Provo allora a riassumere almeno l’inizio. Gemma è una donna romana, sposata con Giuliano. Ha un figlio, Pietro, il cui padre è Diego, secondo marito di Gemma, fotografo, scomparso in Bosnia. Riceve un giorno una telefonata da un vecchio amico, Gojko, che le chiede di tornare dopo molti anni a Sarajevo, città dove ha incontrato Diego. Gemma e il riluttante adolescente Pietro partono per un viaggio che porterà Gemma a ripercorrere tutti i nodi dolorosi della sua esistenza, insieme a quelli d’un paese dilaniato da una guerra a due passi da casa nostra.
Come già in Non ti muovere Margaret Mazzantini conduce la storia intrecciando il passato al presente. La vita di Gemma viene svelata poco alla volta, così come poco alla volta in questo viaggio Pietro prende coscienza di sé.

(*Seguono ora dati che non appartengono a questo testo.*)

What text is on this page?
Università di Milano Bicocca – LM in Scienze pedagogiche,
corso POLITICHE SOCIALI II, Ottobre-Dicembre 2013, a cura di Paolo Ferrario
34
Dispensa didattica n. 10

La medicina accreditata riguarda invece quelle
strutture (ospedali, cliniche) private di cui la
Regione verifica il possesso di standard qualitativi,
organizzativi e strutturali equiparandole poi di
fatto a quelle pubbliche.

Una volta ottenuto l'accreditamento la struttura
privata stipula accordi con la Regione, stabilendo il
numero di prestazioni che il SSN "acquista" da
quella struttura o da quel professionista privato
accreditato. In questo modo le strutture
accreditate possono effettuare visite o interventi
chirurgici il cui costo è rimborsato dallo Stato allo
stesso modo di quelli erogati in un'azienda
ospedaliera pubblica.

È giusto rincorrere la maternità a tutti i costi? E se diventa un’ossessione e porta alla frattura della coppia? Può bastare una coppia a sé stessa, anche senza la generazione della vita?
Queste domande possono sembrare così monolitiche da parere banali, semplificate. Il libro le rende reali, affondando il coltello dentro alla loro carne viva, non risparmiando niente. Non ci sono buoni né cattivi, e nemmeno risposte chiare. Margaret Mazzantini non vuole creare nessuna morale, segue i personaggi da vicinissimo: le pagine sono piene di odori, oggetti, colori. Gli odori, soprattutto, a dare sempre la tinta di fondo alla scena, forse perché l’olfatto è in fondo il senso più animale che abbiamo. Sembra davvero di ritrovare la vita, quella di tutti i giorni, al di là degli accadimenti diversi e in certo senso eccezionali della vicenda.
Un’altra delle domande che mi sono fatto è: perché la Bosnia? Perché intrecciare una guerra alla storia d’una maternità negata? Apparentemente potrebbe sembrare troppo. Troppa materia, troppo carica. In realtà almeno a me non è parso così. Forse una lotta fratricida, quella dove un vicino di casa improvvisamente ti spara addosso per motivi etnici è correlata alla degenerazione di una coppia che non riesce ad avere figli. Anche se alla fine sembra di poter concludere che la vita vince sempre.
Io di più qui non mi sentirei di dire. Se l’avete letto, mi piacerebbe sentire la vostra opinione. Chiudo segnalando un’analisi del tema della paternità in chiave religiosa che si trova nel blog I barbari (attenzione che viene raccontata buona parte della trama).